In: Economics Unless I’m misunderstanding your question, it’s just a function of how the axes on the chart are defined. The x-axis (quantity demanded) increases from left to right and the y-axis (price) increases as you move up. So if you plot the two cases you describe (low demand + high price and high demand + low price) you get a downward sloping line. The demand curve isn’t a continuum; it’s a series of fixed points that happen to form a downward curve. The key thing to remember with both the supply and demand curves is that they represent the quantity of a given good or service that people will *be willing to* buy or produce *at a given price*.

If the price for an item is very high, many firms are willing to produce it, which creates a large supply, you end up with a surplus due to low demand. As firms compete with one another to move product, prices come down and sellers gradually exit the market, which eventually settles into equilibrium, where firms produce roughly the exact amount of that item as people are willing to purchase at that price. Price is the left, y axis and higher price is upward.

Quantity demanded (q) is bottom, x axis and more demand is to the right.

At a high Price (p), quantity (q) is low, so the curve starts in the upper left of the graph.
As p is lowered, q demanded increases…so the curve drops and “slips’ right., thurs a downward slope.

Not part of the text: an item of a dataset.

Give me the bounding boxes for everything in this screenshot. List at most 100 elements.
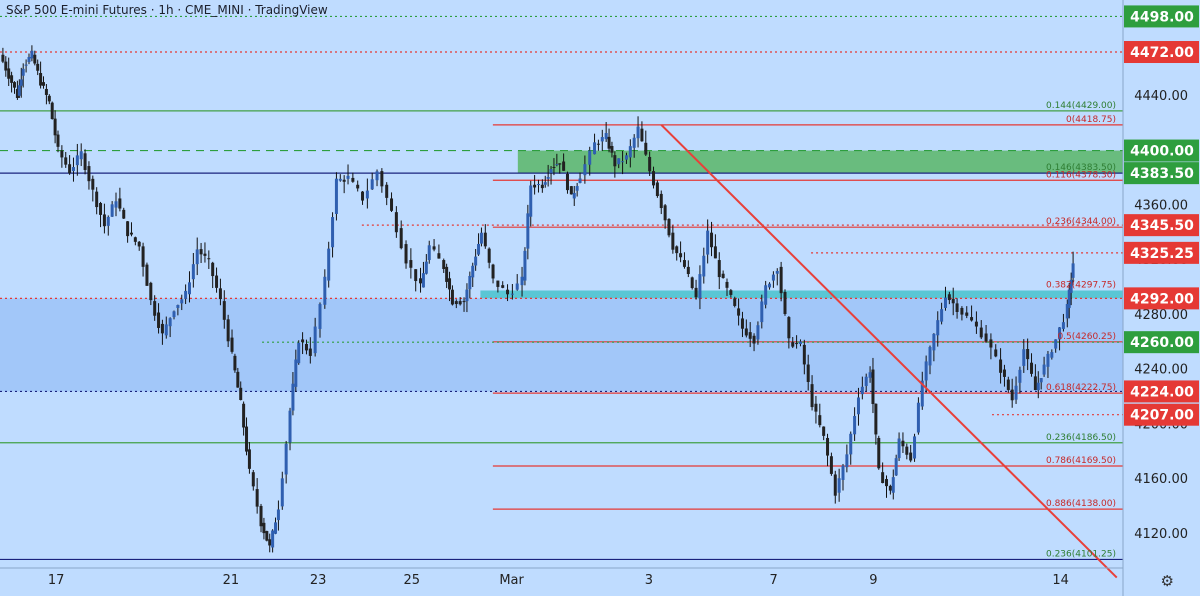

It is an inverse relationship…high price = lower demand, lower price = higher demand. Think of the points on the demand curve as an answer to this question: “How many units would be demanded at each individual price?”

Different people are willing to pay a different price for the same good. Some people have a lot of money, or they really like a good, so they would be willing to buy it for a high price. For example, there is somewhere out there that would pay \$10 for a can of a soft drink. Those “high paying people” are the points over on the “top” of the demand curve, where the price is high, and the corresponding quantity is low. “At a high price, only few customers are willing and able to purchase the good”.

But as the price slowly decreases (and you “move along” the demand curve from top to bottom), more and more interested buyers appear, until all possible interested buyers show up when the price eventually hits 0.

Also, as you’re looking at the demand curve, one curve, there is no “highest demand” and “lowest demand”. There are high points on the curve, there are low points on the curve, but the demand is that one, whole line. Demand can increase if the whole curve shifts to the right, or decrease if it shifts to the left.